- Finland
- Approximately 2,000 Jews lived in Finland at the outbreak of World War II in September 1939. In November 1939, the Soviet Union invaded Finland, which led it to cede land to its attackers. When the Germans attacked the Soviet Union in June 1941, the Finns joined the invasion and allowed Germany to use their territory as a base of operations. Although anti-Semitism was practically nonexistent in Finland, the Germans sought to spread its anti-Jewish ideology throughout the country. In July 1942, Heinrich Himmler urged the Finns to deport its Jews but found the government unresponsive to its appeal.
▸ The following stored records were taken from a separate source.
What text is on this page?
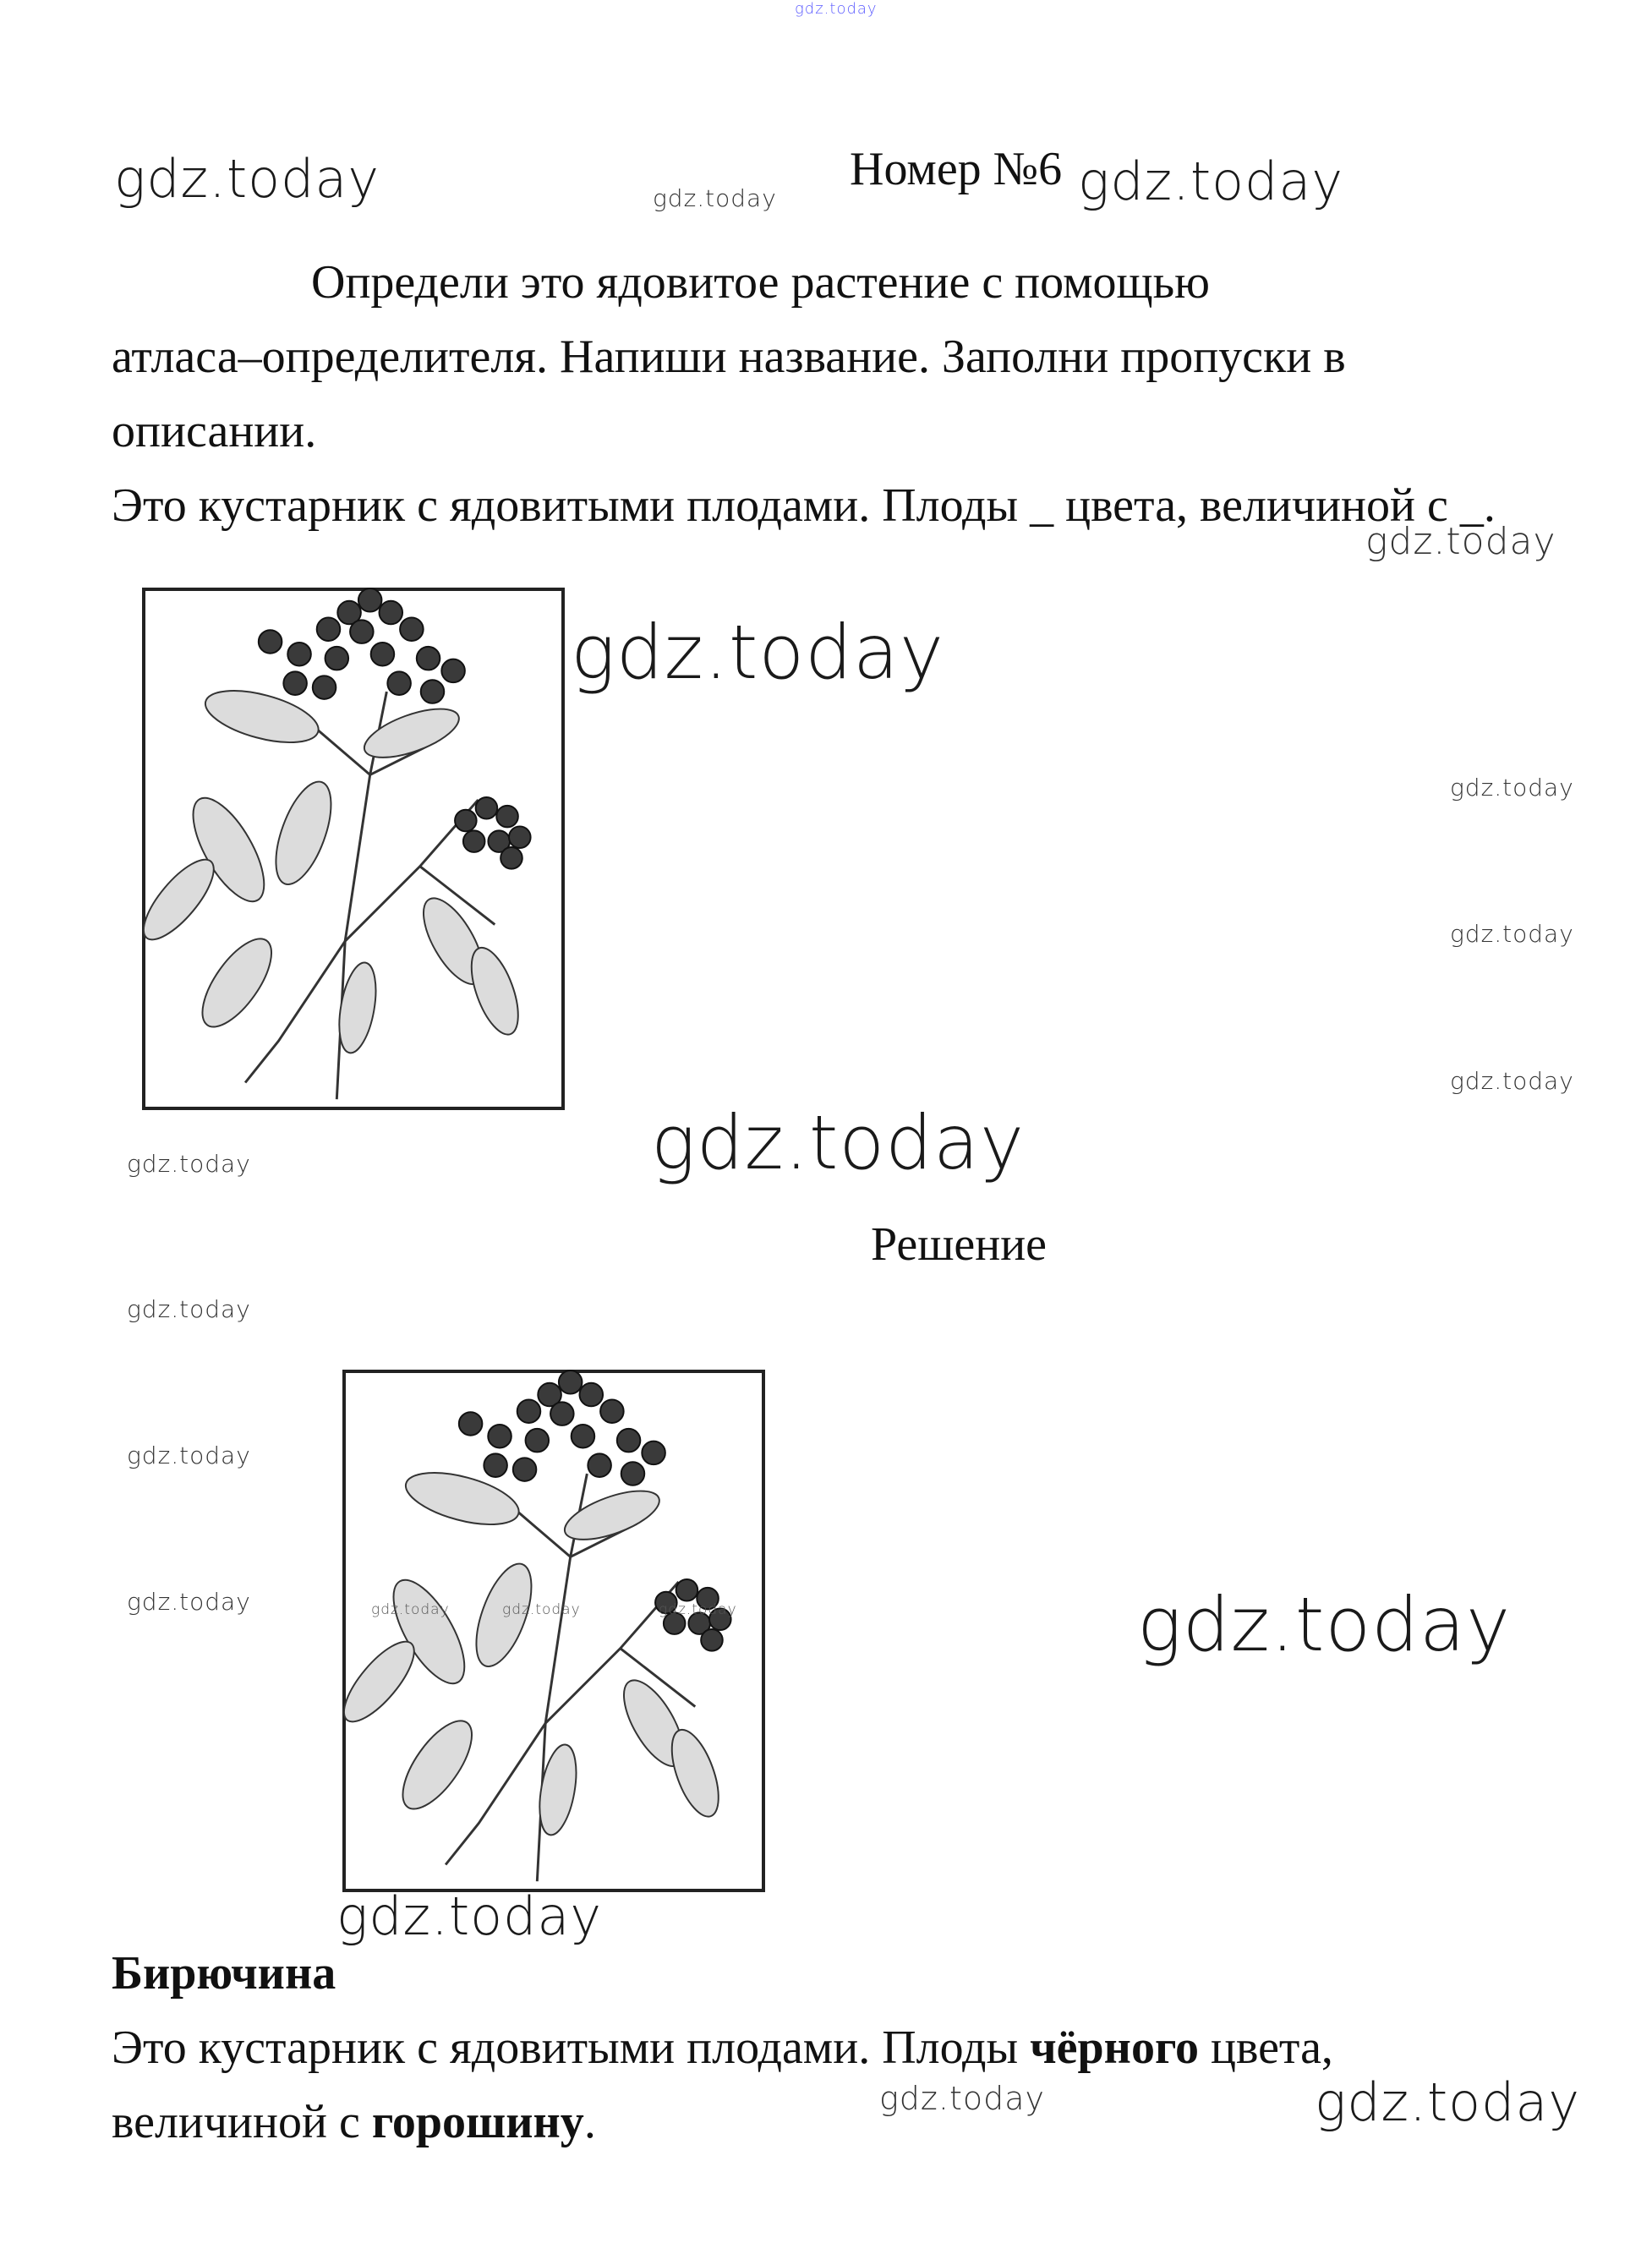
gdz.today
gdz.today	gdz.today
Номер №6 gdz.today
Определи это ядовитое растение с помощью
атласа–определителя. Напиши название. Заполни пропуски в
описании.
Это кустарник с ядовитыми плодами. Плоды _ цвета, величиной с _.
gdz.today
gdz.today
gdz.today
gdz.today
gdz.today
gdz.today	gdz.today
Решение
gdz.today
gdz.today
gdz.today	gdz.today	gdz.today	gdz.today	gdz.today
gdz.today
Бирючина
Это кустарник с ядовитыми плодами. Плоды чёрного цвета,
величиной с горошину.	gdz.today	gdz.today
Much of this reaction was due to the outstanding record of Finland’s Jewish soldiers in the war against the Soviet Union, in which their casualty rate was disproportionately higher than the rest of the population. Speaking at a synagogue in Helsinki in 1944, Field Marshall Carl Mannerheim praised the contribution of Jewish fighting men in defense of the nation. Needing the Finns as an ally on the eastern front, Himmler discontinued his pressure on the government to deport its Jews. Finland’s Jews, for the most part, escaped from the clutches of the Germans, although eight Jewish refugees were handed over by the Finnish police to the Germans in Tallinin on 6 November 1942. Of the eight, only one survived the war.
Historical dictionary of the Holocaust. Jack R. Fischel. 2014.